Bundesgerichtshof, Urteil vom 15.10.2020, Az. I ZR 210/18
| Rechtsanwalt Frank Weiß

Der Bundesgerichtshof entschied am 15.10.2020, dass eine Täuschung über den Anbieter, nicht aber über die Herkunft eines Produkts keinen Markenrechtsverstoß darstelle. Damit liege auch keine Verletzung des Markenrechts vor.

Täuschung über Identität durch Adwords-Werbung?
Klägerin war ein Unternehmen, das Staubsauger vertreibt. Sie ist Inhaberin der Marken "Vorwerk", "Kobold" und "Tiger". Die Beklagte Amazon buchte diese Marken als Adwords. Den Nutzern der Suchmaschine Bing wurden aufgrund dessen bei Eingabe dieser Begriffe diverse Werbungen angezeigt. Diese wiederum enthielten einen Link, der jeweils zu einer Liste konkreter Warenangebote auf dem Amazon-Marktplatz führten. Darin wurden zum Teil gebrauchte Originalprodukte der Klägerin, zum Teil Produkte anderer Hersteller angeboten. Dies erachtete die Klägerin als wettbewerbswidrig und ging dagegen vor. Das Landgericht gab der Klage statt. Auf die Berufung der Beklagten bestätigte das Berufungsgericht das Urteil nur zum Teil und wies die Klage im Übrigen ab. Mit der Revision verfolgte die Beklagte ihren auf Abweisung der Klage gerichteten Antrag weiter.

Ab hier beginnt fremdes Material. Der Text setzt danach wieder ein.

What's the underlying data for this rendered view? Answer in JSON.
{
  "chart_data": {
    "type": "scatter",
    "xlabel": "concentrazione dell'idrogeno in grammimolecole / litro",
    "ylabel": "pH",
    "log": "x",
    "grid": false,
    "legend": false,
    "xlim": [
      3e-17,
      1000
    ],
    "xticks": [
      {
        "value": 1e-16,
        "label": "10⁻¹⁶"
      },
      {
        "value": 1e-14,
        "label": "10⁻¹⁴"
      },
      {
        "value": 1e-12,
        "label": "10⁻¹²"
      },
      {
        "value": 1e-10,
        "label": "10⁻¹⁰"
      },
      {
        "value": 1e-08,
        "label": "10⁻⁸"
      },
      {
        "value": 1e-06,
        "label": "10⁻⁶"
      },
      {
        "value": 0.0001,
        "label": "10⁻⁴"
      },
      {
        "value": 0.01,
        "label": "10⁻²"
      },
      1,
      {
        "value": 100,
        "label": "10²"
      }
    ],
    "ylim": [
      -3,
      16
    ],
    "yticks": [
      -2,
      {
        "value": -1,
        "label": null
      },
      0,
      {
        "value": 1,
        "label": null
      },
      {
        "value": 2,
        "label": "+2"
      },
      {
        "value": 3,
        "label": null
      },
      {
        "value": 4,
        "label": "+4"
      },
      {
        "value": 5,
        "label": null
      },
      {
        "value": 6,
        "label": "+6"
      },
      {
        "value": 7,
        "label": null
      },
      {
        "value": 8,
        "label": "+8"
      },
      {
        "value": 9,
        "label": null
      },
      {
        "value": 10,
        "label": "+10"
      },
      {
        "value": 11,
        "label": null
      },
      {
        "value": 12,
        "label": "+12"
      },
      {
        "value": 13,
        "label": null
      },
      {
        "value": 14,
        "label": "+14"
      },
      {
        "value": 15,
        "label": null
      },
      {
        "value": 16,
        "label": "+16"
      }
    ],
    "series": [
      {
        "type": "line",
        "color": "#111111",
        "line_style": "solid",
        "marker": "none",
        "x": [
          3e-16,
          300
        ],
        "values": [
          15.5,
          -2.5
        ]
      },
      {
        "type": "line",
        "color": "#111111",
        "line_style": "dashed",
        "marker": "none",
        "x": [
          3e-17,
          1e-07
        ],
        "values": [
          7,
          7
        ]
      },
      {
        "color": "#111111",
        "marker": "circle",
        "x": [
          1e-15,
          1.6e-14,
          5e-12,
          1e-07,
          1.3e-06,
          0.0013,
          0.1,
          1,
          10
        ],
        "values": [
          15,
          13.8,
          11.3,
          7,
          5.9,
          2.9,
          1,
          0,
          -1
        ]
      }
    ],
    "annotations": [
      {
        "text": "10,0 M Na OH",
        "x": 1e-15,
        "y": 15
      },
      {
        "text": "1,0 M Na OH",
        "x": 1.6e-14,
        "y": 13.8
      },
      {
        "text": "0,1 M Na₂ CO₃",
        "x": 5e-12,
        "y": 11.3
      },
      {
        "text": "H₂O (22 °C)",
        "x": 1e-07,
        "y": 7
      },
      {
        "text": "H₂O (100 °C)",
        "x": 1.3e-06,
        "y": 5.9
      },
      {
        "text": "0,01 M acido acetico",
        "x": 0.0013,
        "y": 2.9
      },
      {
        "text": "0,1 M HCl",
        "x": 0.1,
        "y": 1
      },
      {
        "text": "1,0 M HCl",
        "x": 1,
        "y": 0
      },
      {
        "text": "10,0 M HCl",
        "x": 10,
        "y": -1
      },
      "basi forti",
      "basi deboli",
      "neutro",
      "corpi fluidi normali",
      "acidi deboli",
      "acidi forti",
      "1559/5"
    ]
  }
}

Herkunftsfunktion der Marke nicht verletzt
Der Bundesgerichtshof entschied, dass die geschalteten Werbeanzeigen nicht das Markenrecht der Klägerin verletzen. Denn die Herkunftsfunktion der Marke werde nicht berührt. Diese sei nur verletzt, wenn über die betriebliche Herkunft der mit der Marke beworbenen Produkte getäuscht werde. Nicht verletzt werde sie aber, wenn die Täuschung allein die Identität des Anbietenden betreffe. Denn eine derartige eine Täuschung liege außerhalb des Schutzbereichs vom Markenrecht. Auf dem Marktplatz der Beklagten seien sowohl Markenprodukte der Klägerin als auch Zubehör für Markenprodukte der Klägerin angeboten worden. Werden aber auch Markenprodukte der Klägerin - wenn auch von anderen Händlern - angeboten, so werde der Verkehr nicht darüber getäuscht, dass dort deren Markenprodukte erhältlich seien.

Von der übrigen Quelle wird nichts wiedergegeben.